Per abitudine e convenzione, la colonna sonora deve suonare come un commento alle immagini, come qualcosa che aiuti a veicolare i significati del film. La sonorizzazione dal vivo, al contrario, sembra oramai godere di una specie di licenza semantica: non è cioè costretta a commentare le immagini, ad adeguarsi ad esse. Di fronte al sonorizzatore si aprono allora le immense praterie del significato: potrà fare ciò che vuole. Non sarà costretto a mettere il saxofono quando lui e lei entrano in camera da letto, o quei cupi colpi di tamburo quando il dinosauro si avvicina lentamente. Potrà inventare, spiazzare, creare nuovi significati, tirar fuori da immagini ormai usurate dalla visione visioni nuove e (si spera) inaspettate.

Di questo privilegio sembra essersi privato volontariamente Timothy Brock nella sua versione del Nosferatu di Murnau per MITO Settembre Musica, alla direzione dell’Orchestra Sinfonica Nazionale della Rai.
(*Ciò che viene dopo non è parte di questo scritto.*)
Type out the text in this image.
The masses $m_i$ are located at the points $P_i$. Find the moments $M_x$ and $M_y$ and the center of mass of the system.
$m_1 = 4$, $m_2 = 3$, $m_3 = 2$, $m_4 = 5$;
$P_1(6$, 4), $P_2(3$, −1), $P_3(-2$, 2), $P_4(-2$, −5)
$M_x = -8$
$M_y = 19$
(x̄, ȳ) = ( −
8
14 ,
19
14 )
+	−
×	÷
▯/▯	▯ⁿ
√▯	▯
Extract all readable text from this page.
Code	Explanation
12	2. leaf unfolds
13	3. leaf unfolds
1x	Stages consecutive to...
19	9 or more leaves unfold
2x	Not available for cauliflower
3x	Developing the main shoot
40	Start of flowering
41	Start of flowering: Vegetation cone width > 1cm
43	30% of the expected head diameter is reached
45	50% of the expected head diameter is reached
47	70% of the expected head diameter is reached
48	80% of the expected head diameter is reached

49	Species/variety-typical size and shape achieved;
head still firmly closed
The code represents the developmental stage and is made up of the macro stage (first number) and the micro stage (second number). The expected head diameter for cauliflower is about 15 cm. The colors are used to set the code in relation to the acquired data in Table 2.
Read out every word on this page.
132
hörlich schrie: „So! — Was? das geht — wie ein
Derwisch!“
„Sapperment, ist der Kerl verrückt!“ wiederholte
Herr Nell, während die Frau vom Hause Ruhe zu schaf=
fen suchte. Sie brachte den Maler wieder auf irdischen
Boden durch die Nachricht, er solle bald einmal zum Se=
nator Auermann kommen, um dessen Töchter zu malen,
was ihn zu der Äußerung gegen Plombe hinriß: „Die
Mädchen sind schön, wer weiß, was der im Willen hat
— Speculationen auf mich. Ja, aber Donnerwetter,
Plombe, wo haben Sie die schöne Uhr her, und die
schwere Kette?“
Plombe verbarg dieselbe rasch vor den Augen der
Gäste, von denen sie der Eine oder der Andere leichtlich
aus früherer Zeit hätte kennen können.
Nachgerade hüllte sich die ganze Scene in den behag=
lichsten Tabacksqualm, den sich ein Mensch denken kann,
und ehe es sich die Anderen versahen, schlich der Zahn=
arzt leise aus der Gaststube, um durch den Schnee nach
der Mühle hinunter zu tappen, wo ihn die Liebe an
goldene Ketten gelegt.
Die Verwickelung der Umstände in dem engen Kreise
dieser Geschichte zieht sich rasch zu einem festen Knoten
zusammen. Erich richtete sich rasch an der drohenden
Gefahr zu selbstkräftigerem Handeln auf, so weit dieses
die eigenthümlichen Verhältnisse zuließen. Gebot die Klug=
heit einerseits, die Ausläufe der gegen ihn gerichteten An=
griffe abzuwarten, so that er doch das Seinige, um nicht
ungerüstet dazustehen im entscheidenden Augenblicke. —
Una storia della sonorizzazione avrebbe probabilmente un capitolo intero dedicato al Nosferatu, la cui potenza visuale e le atmosfere inquietanti hanno generato nei (quasi) cento anni che ci separano dalla pellicola una grande mole di musica.
La partitura originale scritta da Hans Erdmann è andata perduta (in realtà non interamente: alcuni frammenti sono stati ricostruiti e registrati da Gillian Anderson qualche anno fa).

Il direttore ha scelto allora di recuperare un’opera del 1826, Der Vampyr, di Heinrich Marschner, che Murnau aveva usato come musica d’apertura per la prima del suo film. La ha riscritta per usarla – ha spiegato – come "materiale sinfonico 'grezzo', selezionando e trasformando le scene più efficaci per questo tipo di adattamento, incorporando la parte vocale e ripartendo da zero come per la composizione di una partitura per film".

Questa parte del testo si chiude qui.